Certo questo “povero” Monte Saresano è stato negli anni aggredito da due parti, oggi che la crisi del cemento è irreversibile forse si potrebbe pensare a ridare un po’ di pace a questo territorio, sperando che le ferite già inferte con tornino periodicamente a riaprirsi.
Quale è stata, negli anni, l’azione delle amministrazioni di Tavernola per la salvaguardia della sicurezza ambientale in merito?
Il Comune di Tavernola Bergamasca è da anni attento all’ambiente e alle problematiche ad esso legate, certo è che spesso le norme non ci aiutano. Il no ai rifiuti e ai combustibili alternativi, così come la riqualificazione e la riconversione sono obiettivi che fanno parte del Programma elettorale dell’Amministrazione Comunale.

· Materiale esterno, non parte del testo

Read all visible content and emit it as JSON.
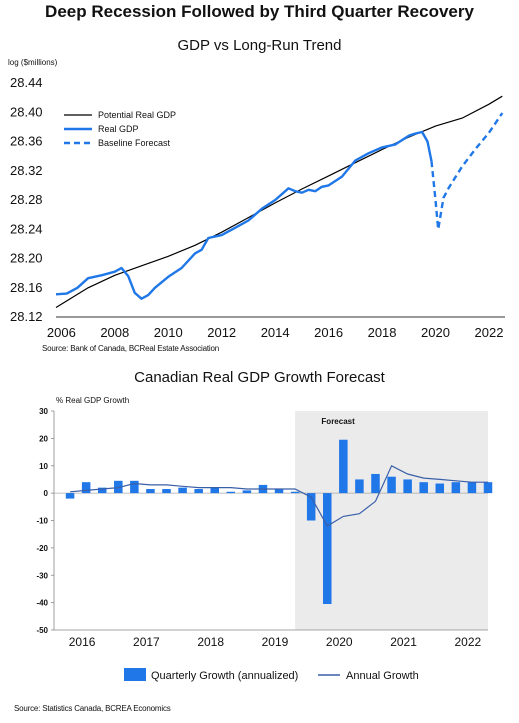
{
  "title": "Deep Recession Followed by Third Quarter Recovery",
  "colors": {
    "blue": "#1f77e8",
    "black": "#000000",
    "annual_line": "#3a5fa8",
    "forecast_shade": "#ebebeb"
  },
  "chart_data": [
    {
      "type": "line",
      "title": "GDP vs Long-Run Trend",
      "ylabel": "log ($millions)",
      "source": "Source: Bank of Canada, BCReal Estate Association",
      "xlim": [
        2005.8,
        2022.6
      ],
      "ylim": [
        28.12,
        28.44
      ],
      "yticks": [
        "28.12",
        "28.16",
        "28.20",
        "28.24",
        "28.28",
        "28.32",
        "28.36",
        "28.40",
        "28.44"
      ],
      "xticks": [
        "2006",
        "2008",
        "2010",
        "2012",
        "2014",
        "2016",
        "2018",
        "2020",
        "2022"
      ],
      "legend_position": "top-left",
      "series": [
        {
          "name": "Potential Real GDP",
          "style": "solid-black",
          "x": [
            2005.8,
            2007,
            2008,
            2009,
            2010,
            2011,
            2012,
            2013,
            2014,
            2015,
            2016,
            2017,
            2018,
            2019,
            2020,
            2021,
            2022,
            2022.5
          ],
          "y": [
            28.133,
            28.16,
            28.177,
            28.19,
            28.203,
            28.218,
            28.236,
            28.256,
            28.276,
            28.295,
            28.313,
            28.331,
            28.349,
            28.366,
            28.381,
            28.392,
            28.411,
            28.422
          ]
        },
        {
          "name": "Real GDP",
          "style": "solid-blue",
          "x": [
            2005.8,
            2006.2,
            2006.6,
            2007.0,
            2007.5,
            2008.0,
            2008.25,
            2008.5,
            2008.75,
            2009.0,
            2009.25,
            2009.5,
            2010.0,
            2010.5,
            2011.0,
            2011.25,
            2011.5,
            2012.0,
            2012.5,
            2013.0,
            2013.5,
            2014.0,
            2014.5,
            2014.75,
            2015.0,
            2015.25,
            2015.5,
            2015.75,
            2016.0,
            2016.5,
            2017.0,
            2017.5,
            2018.0,
            2018.5,
            2019.0,
            2019.25,
            2019.5,
            2019.7,
            2019.85
          ],
          "y": [
            28.151,
            28.152,
            28.16,
            28.173,
            28.177,
            28.182,
            28.187,
            28.176,
            28.153,
            28.145,
            28.15,
            28.16,
            28.175,
            28.187,
            28.207,
            28.212,
            28.228,
            28.232,
            28.242,
            28.252,
            28.268,
            28.28,
            28.296,
            28.292,
            28.29,
            28.294,
            28.292,
            28.298,
            28.3,
            28.312,
            28.334,
            28.344,
            28.352,
            28.356,
            28.368,
            28.371,
            28.373,
            28.36,
            28.333
          ]
        },
        {
          "name": "Baseline Forecast",
          "style": "dashed-blue",
          "x": [
            2019.85,
            2020.0,
            2020.1,
            2020.2,
            2020.3,
            2020.5,
            2021.0,
            2021.5,
            2022.0,
            2022.5
          ],
          "y": [
            28.333,
            28.28,
            28.24,
            28.262,
            28.283,
            28.297,
            28.326,
            28.35,
            28.372,
            28.399
          ]
        }
      ]
    },
    {
      "type": "bar",
      "title": "Canadian Real GDP Growth Forecast",
      "ylabel": "% Real GDP Growth",
      "source": "Source: Statistics Canada, BCREA Economics",
      "forecast_label": "Forecast",
      "forecast_start": 2019.5,
      "xlim": [
        2015.75,
        2022.5
      ],
      "ylim": [
        -50,
        30
      ],
      "yticks": [
        "30",
        "20",
        "10",
        "0",
        "-10",
        "-20",
        "-30",
        "-40",
        "-50"
      ],
      "xticks": [
        "2016",
        "2017",
        "2018",
        "2019",
        "2020",
        "2021",
        "2022"
      ],
      "legend_position": "bottom-center",
      "series": [
        {
          "name": "Quarterly Growth (annualized)",
          "style": "bar-blue",
          "x": [
            2016.0,
            2016.25,
            2016.5,
            2016.75,
            2017.0,
            2017.25,
            2017.5,
            2017.75,
            2018.0,
            2018.25,
            2018.5,
            2018.75,
            2019.0,
            2019.25,
            2019.5,
            2019.75,
            2020.0,
            2020.25,
            2020.5,
            2020.75,
            2021.0,
            2021.25,
            2021.5,
            2021.75,
            2022.0,
            2022.25,
            2022.5
          ],
          "values": [
            -2,
            4,
            2,
            4.5,
            4.5,
            1.5,
            1.5,
            2,
            1.5,
            2,
            0.5,
            1,
            3,
            1.5,
            0.5,
            -10,
            -40.5,
            19.5,
            5,
            7,
            6,
            5,
            4,
            3.5,
            4,
            4,
            4
          ]
        },
        {
          "name": "Annual Growth",
          "style": "line-navy",
          "x": [
            2016.0,
            2016.25,
            2016.5,
            2016.75,
            2017.0,
            2017.25,
            2017.5,
            2017.75,
            2018.0,
            2018.25,
            2018.5,
            2018.75,
            2019.0,
            2019.25,
            2019.5,
            2019.75,
            2020.0,
            2020.25,
            2020.5,
            2020.75,
            2021.0,
            2021.25,
            2021.5,
            2021.75,
            2022.0,
            2022.25,
            2022.5
          ],
          "values": [
            0.5,
            1,
            1.5,
            2,
            3.5,
            3,
            3,
            2.5,
            2,
            2,
            2,
            1.5,
            1.5,
            1.5,
            1.5,
            -1.5,
            -12,
            -8.5,
            -7.5,
            -3,
            10,
            7,
            5.5,
            5,
            4.5,
            4,
            4
          ]
        }
      ]
    }
  ]
}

Quali sono le vostre preoccupazioni oggi per un eventuale disastro ambientale? Bisognerà ricercare e riconoscere le eventuali responsabilità politiche?
Come sempre, durante un’emergenza si devono unire le forze per risolverla al meglio e non sprecare tempo ed energie per fare altro. Terminata l’emergenza si faranno tutte le valutazioni del caso che mi auguro finalizzate ad abbracciare questo territorio troppo maltrattato e ferito a curare le sue piaghe per rinascere.
Vista la situazione drammatica, secondo voi tutte le attività estrattive sul vostro territorio devono cessare?
Che dire: indipendentemente dalla frana non credo che questo sia mai stato un luogo indicato ad attività estrattive né alla presenza di un impianto cementiero con i suoi 260 passaggi al giorno di camion su un’unica strada che dovrebbe essere possibile percorrere per gustare l’armonia del territorio e non con l’impressione di essere in superstrada. Questa è un’occasione di ulteriore riflessione.